I go to push it open, and find it unlocked. Henry Lansfield has always been an idiot. He always left the door unlocked, perhaps selfishly convinced nobody would have the audacity to invade his perfect life.

Or perhaps faithless. Perhaps he wants to die. Perhaps he is still waiting for his daughter to come home.

 

 

My mother’s scream pierces the silence. In my mind’s eye, I am still outside, staring at that statue. But suddenly I am in front of her, at the window where she sat reading, and the axe is stuck fast horizontally, unable to be dislodged, equally unable to be released.

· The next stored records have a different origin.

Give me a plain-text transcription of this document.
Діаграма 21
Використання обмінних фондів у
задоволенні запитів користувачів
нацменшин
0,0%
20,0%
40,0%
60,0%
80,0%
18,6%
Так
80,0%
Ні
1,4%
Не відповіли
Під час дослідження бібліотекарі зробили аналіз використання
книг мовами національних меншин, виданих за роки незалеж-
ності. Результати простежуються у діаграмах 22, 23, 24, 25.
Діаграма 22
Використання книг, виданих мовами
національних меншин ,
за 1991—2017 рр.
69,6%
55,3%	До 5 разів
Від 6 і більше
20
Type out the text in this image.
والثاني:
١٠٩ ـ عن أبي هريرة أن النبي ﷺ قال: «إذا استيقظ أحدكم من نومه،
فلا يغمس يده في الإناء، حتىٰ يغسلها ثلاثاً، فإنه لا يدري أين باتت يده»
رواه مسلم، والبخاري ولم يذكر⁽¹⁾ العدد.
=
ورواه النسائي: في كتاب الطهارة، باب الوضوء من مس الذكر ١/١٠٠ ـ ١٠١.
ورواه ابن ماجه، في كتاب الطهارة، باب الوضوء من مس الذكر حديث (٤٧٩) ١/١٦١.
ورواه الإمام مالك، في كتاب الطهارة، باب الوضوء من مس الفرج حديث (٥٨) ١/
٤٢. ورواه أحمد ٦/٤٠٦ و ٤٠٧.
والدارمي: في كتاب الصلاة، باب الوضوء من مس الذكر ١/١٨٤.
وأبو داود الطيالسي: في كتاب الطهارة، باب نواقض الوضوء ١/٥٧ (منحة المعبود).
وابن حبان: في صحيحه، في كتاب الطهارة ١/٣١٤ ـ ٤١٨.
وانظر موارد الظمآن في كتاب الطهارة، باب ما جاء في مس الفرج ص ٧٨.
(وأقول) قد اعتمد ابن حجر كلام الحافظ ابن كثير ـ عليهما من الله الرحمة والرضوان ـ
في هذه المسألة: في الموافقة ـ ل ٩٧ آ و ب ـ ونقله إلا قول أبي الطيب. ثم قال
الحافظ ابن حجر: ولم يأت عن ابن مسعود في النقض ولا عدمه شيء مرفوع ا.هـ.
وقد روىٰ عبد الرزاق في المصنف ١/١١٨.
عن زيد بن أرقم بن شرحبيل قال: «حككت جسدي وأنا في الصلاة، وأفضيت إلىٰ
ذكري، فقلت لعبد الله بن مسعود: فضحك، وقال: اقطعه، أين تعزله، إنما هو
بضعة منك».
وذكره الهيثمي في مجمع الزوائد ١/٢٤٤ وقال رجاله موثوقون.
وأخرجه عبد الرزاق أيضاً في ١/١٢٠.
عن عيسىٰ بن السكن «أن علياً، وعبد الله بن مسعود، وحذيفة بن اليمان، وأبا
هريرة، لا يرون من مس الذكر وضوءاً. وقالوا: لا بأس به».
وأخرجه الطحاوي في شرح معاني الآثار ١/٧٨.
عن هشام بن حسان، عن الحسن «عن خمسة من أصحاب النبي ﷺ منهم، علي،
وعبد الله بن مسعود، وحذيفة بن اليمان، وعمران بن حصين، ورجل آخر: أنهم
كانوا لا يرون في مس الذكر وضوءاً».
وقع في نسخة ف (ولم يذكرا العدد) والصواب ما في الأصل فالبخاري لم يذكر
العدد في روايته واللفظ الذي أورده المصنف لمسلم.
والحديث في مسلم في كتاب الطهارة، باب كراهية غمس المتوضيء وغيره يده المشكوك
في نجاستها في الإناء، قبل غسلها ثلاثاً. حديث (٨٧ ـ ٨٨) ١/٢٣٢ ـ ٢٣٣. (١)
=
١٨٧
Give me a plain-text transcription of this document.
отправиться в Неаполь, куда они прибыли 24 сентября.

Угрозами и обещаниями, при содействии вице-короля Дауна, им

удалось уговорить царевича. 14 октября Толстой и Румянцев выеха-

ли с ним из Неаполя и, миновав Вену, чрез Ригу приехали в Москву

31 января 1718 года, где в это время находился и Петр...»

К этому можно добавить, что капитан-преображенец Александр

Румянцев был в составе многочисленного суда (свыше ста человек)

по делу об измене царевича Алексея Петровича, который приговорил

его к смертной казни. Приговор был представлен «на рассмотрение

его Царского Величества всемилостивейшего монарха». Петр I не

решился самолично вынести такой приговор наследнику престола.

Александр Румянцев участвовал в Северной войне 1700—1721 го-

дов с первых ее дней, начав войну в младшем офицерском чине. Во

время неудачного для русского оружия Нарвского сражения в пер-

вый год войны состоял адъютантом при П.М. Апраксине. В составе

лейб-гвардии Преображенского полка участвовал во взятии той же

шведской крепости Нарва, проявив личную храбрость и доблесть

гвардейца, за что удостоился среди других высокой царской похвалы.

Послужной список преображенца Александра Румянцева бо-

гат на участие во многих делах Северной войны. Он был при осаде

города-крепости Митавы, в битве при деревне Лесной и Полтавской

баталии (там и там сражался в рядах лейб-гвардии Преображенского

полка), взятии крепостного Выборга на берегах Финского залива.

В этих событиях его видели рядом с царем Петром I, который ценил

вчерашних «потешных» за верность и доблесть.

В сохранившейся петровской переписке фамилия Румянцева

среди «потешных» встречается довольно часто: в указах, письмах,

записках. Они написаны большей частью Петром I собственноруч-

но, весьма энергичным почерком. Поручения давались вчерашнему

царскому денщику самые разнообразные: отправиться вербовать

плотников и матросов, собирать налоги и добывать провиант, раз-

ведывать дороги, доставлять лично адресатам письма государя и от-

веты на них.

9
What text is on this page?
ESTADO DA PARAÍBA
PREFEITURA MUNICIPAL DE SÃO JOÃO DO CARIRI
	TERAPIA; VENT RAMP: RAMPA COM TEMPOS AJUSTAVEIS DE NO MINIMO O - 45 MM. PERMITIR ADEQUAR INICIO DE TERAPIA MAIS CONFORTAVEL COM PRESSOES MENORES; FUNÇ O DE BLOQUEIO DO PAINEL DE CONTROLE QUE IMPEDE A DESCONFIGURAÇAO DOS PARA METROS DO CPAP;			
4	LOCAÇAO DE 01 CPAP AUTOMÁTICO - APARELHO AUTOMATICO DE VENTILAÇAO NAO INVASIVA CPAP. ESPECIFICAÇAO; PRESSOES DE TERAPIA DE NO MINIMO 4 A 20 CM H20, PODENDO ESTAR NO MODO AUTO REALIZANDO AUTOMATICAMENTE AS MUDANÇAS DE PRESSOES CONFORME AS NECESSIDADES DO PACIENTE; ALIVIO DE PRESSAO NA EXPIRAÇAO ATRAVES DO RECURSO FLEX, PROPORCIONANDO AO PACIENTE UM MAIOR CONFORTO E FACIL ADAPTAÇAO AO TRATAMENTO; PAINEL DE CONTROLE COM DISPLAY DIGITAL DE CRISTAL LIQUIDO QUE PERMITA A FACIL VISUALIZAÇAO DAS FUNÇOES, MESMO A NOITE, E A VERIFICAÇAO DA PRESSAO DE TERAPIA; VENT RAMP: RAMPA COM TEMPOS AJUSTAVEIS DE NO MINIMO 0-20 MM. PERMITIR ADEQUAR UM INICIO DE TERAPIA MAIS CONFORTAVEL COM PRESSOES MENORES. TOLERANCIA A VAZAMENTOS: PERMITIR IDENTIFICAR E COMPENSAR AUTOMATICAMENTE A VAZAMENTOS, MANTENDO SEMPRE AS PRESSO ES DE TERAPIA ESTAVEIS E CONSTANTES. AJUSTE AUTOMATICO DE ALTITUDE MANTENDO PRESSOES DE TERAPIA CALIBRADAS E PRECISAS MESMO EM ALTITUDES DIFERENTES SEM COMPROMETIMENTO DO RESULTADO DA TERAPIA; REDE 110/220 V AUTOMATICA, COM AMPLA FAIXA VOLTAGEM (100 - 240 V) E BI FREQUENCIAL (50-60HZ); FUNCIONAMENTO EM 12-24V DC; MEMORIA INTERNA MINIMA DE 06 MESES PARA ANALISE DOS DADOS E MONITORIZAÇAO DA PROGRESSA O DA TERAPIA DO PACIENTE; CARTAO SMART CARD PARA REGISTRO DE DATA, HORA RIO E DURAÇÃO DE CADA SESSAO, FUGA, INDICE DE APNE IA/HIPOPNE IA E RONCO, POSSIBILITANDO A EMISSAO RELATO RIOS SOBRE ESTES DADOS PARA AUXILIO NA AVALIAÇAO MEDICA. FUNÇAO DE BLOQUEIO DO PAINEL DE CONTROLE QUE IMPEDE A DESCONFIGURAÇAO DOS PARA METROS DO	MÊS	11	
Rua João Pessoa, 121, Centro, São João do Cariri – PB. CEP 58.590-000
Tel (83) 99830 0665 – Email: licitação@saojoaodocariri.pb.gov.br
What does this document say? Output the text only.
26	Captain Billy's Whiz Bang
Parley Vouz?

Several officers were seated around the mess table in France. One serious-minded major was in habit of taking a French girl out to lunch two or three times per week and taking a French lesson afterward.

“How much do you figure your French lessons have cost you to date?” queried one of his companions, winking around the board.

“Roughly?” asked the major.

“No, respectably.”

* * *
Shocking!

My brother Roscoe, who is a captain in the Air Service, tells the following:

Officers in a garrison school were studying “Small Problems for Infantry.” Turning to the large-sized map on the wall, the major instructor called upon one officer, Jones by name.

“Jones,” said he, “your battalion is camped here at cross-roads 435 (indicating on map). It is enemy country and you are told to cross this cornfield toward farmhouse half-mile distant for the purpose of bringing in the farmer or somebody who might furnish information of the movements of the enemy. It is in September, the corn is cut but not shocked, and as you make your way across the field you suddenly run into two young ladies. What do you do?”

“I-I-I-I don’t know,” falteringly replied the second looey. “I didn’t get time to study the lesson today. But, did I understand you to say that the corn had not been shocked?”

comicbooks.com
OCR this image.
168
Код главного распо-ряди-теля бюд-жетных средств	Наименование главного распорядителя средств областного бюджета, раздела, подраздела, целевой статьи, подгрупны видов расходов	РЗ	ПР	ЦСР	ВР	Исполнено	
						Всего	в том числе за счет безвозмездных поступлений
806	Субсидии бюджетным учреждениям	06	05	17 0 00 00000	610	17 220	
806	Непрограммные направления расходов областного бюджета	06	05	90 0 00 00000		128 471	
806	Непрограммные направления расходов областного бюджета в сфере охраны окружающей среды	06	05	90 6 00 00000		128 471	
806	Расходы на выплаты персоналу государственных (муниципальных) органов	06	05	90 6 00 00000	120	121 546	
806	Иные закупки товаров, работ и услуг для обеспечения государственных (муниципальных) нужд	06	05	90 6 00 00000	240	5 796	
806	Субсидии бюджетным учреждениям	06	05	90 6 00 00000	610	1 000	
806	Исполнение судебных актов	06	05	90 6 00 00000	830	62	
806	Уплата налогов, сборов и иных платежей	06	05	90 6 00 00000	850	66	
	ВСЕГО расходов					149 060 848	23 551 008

I move my hands up the handle and sigh, even though I need no air. My ears prickle. I hear the sound of precious blood going to waste.

Drip. Drip. Drip.

She never recognised me before I killed her. No words passed between us. No fear passed her lips, and no resentment mine. I have no words for her. There is nothing now but silence, charged and fizzing in my ears.

Drip. Drip. Drip.

The front door slams.

“Alice!” A man’s frantic voice shouts.

And then, footsteps start up the stairs.

I turn to the doorway as my mother’s name reverberates through the room, again and again. With one vicious yank that spills the unspeakable all over the floorboards, I dislodge the axe and let it fall to my side. Then, as my father’s shadow darkens the doorway, I throw it hard at the ground, where it sticks.

I stare at him.

Drip. Drip. Drip.

He doesn’t move for a second or two or three.

Drip. Drip. Drip.

He walks forwards slowly, seeming to see my mother in the window before he sees me. When his face comes into the light, it is nearly unrecognisable- his hair has gone grey, his eyes sunken, his skin parched and pale. His eyes find mine, and I realise I’m out of words. Out. Silent before my tormentor, and he silent before his. I wonder whether he is afraid, shocked, or angry. I am back. The monster he thought he had vanquished. I am back. I am back, like the Plague.

On the way back home, I thought of a thousand clever, wicked speeches. But they all seem ridiculous now.

“Hi.” I say dumbly. Slowly, but inevitably, a grin works its way onto my face. “Father. I’m back.”

He says nothing. Now that I think about it, he’s probably frozen in fear.

“Did you miss me?” I say.

Drip. Drip. Drip.

He says nothing. But I know he missed me. I see it in his eyes.